Коммерческий советник ван дер Страатен (большая Петриштрассе, 4) был одним из самых полновесных финансистов столицы, — факт, мало меняющийся (alteriert) от того, что авторитет его был скорее делового, чем личного свойства. На бирже его ценили безусловно, в обществе — лишь условно. Причина, — стоило только прислушаться, — заключалась в значительной степени в том, что он слишком мало пробыл «там» и упустил возможность приобрести общезначимую светскую шлифовку или хотя бы отвечающие его положению в обществе аллюры» (III, 313). Слово «drauЯen» поставлено в кавычки, — у Фонтане, как ни у кого, много слов стоит в кавычках, поскольку они суть цитаты. Оно означает примерно то же, что наше «за границей», но более компактно и общо; это закавыченное выражение явным образом «зашифровывает» целые развернутые отзывы об этом Страатене, отзывы, которые, видимо, сложились в форму совершенно непререкаемого суждения о нем: «Страатен мало бывал там». Вообще стоит Фонтане сухо-прозаически назвать факт, т. е., попросту говоря, сообщить нам фамилию и адрес своего персонажа без всякой лирики и без промедлений, как этот факт становится предметом всестороннего оценивания, причем «субъект» оценок каждый раз по-разному определен. На протяжении столь краткого отрывка трижды встречаются слова с корнем «gelten*, означающим оценивание, — vollgiltigst, galt, allgemein giltig; Страатен был «полноценным», или «полновесным», финансистом, и он был безоговорочно признан на бирже и условно принят в обществе, и он не приобрел «общезначимых» манер ит. д. Вид на общество вполне уже открыт в этих первых фразах романа, и герой романа поставлен в сложные и противоречивые отношения к обществу, мнения которого внимательно прислушивающийся к его голосам автор, едва приступив к рассказу, успел уже не раз процитировать. Заметим, кстати, что и сам Страатен — один из носителей характерной для персонажей Фонтане культуры «крылатых слов», которые заполняют речи героец его романов, как поговорки Санчо Пансы — роман Сервантеса: Страатен — сочный, яркий и, в сущности, банальный представитель этой культуры, поднимающейся, возникающей из «бёзличности» общественного мнения.

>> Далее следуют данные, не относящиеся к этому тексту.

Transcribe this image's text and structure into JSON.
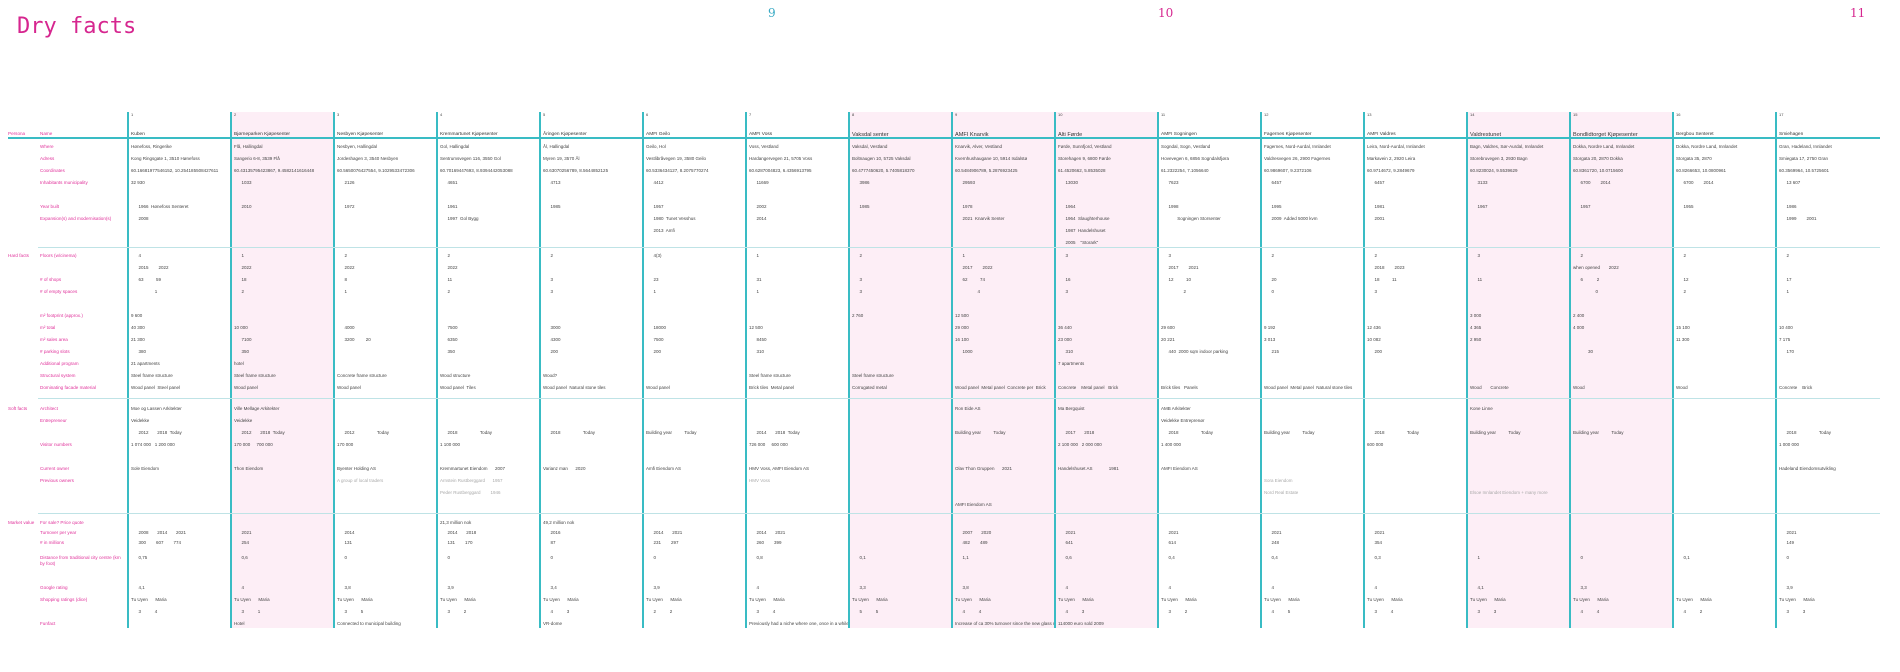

Сравним начало романа «Поггенпули» (1894), предпоследнего в ряду опубликованных при жизни автора произведений, одного из высших его достижений.

«Поггенпули — майорша фон Поггенпуль с тремя дочерьми, Терезой, Софией и Манон, — жили, с тех пор как семь лет назад они переехали из Старгарда в Померании в Берлин, в только что построенном тогда, а потому довольно сыром здании на улице Гроссгёршен, в угловом строении, принадлежавшем недурному и покладистому человеку, бывшему строителю, а теперь рантье Августу Ноттебому. Эта квартира на улице Гроссгёршен была выбрана семейством Поггенпулей не в последнюю очередь из-за названия улицы, напоминавшего о военной истории (um des kriegsgeschichtlichen Namens… willen), но в равной степени из-за так называемого «чудесного вида» (VII, 313).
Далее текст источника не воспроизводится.